= Tommy Lane (actor) =

American actor (1937–2021)

Lane

Tommy Lane (December 17, 1937 – November 29, 2021) was an American actor and stunt performer known for his appearances on television and in films of the 1970s, including Shaft (1971), Shamus (1973) and Live and Let Die (1973). In Shaft and Live and Let Die, he wore a tweed jacket. He also performed stunts in several films.

==Life and career==
Lane was born as Tommy Lee Jones on December 17, 1937.

His career started when he appeared in several episodes of NBC series Flipper in mid-1960s.

He was best remembered by roles in Shaft and Live and Let Die. In Shaft he played a gangster named Leroy, employed by Harlem crime boss Bumpy, who attacks the title character, only to be defeated and thrown through a window.
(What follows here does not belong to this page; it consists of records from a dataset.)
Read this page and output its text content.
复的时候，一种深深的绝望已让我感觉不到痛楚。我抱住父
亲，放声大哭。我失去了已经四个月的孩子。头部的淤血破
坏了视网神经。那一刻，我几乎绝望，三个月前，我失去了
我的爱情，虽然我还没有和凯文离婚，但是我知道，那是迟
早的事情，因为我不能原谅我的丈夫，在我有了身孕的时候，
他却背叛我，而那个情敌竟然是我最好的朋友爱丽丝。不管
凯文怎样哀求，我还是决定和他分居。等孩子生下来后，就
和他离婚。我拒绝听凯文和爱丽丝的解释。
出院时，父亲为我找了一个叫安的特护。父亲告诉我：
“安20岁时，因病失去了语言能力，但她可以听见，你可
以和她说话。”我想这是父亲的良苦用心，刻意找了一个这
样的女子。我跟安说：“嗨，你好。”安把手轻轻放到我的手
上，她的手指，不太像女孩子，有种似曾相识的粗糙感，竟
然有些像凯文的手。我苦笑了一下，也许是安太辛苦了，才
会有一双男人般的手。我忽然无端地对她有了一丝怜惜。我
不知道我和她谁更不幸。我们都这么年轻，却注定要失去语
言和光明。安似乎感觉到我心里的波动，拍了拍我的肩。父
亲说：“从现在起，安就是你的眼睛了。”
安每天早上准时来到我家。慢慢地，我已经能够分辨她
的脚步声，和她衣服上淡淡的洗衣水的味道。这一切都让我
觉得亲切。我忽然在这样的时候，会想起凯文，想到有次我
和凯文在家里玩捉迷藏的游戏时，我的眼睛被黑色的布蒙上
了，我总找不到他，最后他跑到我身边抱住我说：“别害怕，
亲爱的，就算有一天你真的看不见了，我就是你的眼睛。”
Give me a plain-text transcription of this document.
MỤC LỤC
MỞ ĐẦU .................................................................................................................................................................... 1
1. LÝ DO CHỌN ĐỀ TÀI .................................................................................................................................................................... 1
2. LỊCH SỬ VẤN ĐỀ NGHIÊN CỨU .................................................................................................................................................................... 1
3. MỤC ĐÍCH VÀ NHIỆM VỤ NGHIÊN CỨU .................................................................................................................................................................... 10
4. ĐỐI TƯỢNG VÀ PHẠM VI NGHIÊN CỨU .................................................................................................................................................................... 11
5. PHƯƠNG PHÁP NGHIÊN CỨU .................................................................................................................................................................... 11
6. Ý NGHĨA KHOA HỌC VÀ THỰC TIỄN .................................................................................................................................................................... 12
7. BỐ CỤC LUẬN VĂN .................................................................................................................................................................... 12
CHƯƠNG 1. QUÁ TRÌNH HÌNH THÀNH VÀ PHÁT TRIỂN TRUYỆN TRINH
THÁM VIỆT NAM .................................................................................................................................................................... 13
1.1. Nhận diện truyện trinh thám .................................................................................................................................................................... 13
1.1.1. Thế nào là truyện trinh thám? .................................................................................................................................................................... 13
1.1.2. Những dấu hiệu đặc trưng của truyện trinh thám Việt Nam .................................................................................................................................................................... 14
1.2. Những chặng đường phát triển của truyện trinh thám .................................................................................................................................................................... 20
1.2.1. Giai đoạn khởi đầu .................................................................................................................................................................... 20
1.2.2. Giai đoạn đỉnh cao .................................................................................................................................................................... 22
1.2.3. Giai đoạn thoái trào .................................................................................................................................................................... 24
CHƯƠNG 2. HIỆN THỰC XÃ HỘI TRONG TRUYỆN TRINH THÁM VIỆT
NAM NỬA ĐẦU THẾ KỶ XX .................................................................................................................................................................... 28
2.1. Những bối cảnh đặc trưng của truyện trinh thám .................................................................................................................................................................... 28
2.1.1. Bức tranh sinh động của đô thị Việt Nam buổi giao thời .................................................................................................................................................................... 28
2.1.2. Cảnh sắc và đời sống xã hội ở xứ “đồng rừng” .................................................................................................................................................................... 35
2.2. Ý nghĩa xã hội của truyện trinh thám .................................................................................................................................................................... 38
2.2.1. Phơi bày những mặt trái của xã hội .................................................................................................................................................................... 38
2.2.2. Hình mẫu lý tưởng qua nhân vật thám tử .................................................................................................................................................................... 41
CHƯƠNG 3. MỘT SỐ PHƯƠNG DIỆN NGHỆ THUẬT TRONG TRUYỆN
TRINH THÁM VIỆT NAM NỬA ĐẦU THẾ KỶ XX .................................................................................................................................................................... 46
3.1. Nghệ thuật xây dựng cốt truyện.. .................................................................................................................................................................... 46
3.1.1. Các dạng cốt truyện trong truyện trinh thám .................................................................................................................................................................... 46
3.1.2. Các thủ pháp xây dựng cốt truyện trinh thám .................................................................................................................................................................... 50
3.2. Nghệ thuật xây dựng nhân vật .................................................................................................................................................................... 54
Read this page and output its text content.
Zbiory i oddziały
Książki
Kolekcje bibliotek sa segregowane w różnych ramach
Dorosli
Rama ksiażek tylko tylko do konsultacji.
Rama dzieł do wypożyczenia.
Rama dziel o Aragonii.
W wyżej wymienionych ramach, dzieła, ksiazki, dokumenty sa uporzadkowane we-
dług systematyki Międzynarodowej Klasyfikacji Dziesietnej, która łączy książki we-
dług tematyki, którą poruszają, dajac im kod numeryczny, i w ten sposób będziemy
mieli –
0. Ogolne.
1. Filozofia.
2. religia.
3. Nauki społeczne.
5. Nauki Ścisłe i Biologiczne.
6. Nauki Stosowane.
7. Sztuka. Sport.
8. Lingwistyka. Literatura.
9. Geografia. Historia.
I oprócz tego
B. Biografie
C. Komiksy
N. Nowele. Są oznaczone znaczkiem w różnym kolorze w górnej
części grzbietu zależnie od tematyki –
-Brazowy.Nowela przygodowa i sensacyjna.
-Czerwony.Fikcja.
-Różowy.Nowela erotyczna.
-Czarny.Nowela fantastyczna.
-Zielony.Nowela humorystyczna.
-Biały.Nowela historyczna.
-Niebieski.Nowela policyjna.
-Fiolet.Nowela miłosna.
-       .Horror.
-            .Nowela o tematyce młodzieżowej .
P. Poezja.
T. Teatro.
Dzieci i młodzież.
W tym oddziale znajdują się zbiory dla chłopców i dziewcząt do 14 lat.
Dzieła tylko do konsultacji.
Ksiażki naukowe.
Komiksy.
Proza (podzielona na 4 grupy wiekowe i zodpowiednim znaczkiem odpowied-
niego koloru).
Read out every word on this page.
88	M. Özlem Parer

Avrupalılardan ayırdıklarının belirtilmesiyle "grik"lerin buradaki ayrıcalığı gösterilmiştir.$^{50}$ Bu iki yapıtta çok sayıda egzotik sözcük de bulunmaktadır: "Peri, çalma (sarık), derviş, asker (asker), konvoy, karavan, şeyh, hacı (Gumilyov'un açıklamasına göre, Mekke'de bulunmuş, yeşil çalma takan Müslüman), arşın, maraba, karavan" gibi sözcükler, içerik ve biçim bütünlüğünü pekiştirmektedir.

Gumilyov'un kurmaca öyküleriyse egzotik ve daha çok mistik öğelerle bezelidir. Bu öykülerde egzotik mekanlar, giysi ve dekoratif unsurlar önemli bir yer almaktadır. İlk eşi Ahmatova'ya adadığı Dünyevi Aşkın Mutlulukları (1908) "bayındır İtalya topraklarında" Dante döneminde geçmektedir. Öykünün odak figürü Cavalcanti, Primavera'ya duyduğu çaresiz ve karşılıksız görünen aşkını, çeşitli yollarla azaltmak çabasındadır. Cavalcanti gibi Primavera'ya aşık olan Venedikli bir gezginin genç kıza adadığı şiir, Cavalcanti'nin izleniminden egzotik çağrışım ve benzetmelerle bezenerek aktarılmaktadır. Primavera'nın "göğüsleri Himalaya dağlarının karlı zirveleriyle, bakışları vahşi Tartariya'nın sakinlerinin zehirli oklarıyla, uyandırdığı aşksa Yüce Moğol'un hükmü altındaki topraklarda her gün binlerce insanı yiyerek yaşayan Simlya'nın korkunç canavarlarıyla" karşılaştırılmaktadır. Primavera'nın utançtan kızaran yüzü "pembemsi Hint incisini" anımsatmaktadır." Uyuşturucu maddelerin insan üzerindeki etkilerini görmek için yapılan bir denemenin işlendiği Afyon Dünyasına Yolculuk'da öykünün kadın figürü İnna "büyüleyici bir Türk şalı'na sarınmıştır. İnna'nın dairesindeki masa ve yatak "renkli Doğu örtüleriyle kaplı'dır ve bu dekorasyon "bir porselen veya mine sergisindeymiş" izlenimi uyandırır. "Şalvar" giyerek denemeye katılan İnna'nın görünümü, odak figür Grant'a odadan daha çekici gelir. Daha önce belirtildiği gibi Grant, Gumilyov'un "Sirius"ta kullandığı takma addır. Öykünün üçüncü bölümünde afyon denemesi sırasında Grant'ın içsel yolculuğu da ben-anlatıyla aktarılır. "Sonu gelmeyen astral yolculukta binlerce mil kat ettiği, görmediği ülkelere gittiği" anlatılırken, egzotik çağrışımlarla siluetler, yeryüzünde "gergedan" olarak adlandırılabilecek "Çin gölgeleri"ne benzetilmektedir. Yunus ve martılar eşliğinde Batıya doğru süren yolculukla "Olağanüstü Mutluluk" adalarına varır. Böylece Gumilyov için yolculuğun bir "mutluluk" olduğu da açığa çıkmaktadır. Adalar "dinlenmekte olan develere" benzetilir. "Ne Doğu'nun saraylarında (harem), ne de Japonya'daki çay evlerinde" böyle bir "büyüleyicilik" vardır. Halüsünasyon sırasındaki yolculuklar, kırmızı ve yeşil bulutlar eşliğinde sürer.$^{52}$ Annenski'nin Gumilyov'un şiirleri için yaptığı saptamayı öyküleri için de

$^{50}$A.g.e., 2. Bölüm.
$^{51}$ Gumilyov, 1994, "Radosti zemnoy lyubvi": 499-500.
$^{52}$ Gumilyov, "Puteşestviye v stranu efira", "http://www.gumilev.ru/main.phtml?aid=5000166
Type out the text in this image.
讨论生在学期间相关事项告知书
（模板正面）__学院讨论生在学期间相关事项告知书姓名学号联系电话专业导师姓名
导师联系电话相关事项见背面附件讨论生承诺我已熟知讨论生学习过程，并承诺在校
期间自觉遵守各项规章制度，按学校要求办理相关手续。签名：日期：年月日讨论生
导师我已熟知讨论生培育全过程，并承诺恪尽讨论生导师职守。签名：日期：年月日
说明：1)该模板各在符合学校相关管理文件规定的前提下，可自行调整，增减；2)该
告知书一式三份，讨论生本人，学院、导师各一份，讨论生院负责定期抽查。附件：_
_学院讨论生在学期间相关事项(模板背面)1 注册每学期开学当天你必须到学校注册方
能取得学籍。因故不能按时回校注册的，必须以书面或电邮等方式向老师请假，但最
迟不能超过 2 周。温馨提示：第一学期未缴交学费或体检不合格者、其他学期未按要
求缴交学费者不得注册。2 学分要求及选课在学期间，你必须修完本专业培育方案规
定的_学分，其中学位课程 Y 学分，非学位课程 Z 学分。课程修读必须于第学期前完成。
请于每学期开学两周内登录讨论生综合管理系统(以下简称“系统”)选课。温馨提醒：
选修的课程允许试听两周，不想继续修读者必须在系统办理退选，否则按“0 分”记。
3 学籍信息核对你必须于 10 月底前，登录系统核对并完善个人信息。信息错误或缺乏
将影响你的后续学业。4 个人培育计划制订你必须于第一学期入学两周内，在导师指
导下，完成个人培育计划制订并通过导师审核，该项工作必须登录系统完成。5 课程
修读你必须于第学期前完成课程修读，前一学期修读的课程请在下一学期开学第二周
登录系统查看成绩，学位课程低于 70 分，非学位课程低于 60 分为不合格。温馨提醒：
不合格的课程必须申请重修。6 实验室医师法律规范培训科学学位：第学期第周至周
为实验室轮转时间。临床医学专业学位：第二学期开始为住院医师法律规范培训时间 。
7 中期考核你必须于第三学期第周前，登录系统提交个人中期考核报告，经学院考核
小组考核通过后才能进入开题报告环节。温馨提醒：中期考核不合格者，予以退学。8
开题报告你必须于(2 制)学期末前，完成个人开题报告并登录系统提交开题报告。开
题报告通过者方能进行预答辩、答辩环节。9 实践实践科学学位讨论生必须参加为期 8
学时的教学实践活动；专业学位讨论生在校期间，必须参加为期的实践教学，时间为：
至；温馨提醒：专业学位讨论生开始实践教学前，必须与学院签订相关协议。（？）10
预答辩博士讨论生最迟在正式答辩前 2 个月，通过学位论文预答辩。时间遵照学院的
His Live and Let Die role as Adam earned the character 90th place in a group of 104 James Bond villains as rated by Esquire.

He played a guy known as 44 in Ossie Davis’ Cotton Comes to Harlem and also appeared in such films as Ganja & Hess, Shamus with Burt Reynolds and Eureka (1983). On TV, he appeared in 1980s series Simon & Simon.

Lane also had a career as a jazz musician in the 1980s. He played trumpet and flugelhorn at New York City's Blue Note.

===Death===
Lane died after a long battle with chronic obstructive pulmonary disease on November 29, 2021, at the age of 83. His survivors include wife Raquel Bastias-Lane, seven children and a stepson, and several grandchildren and great-grandchildren.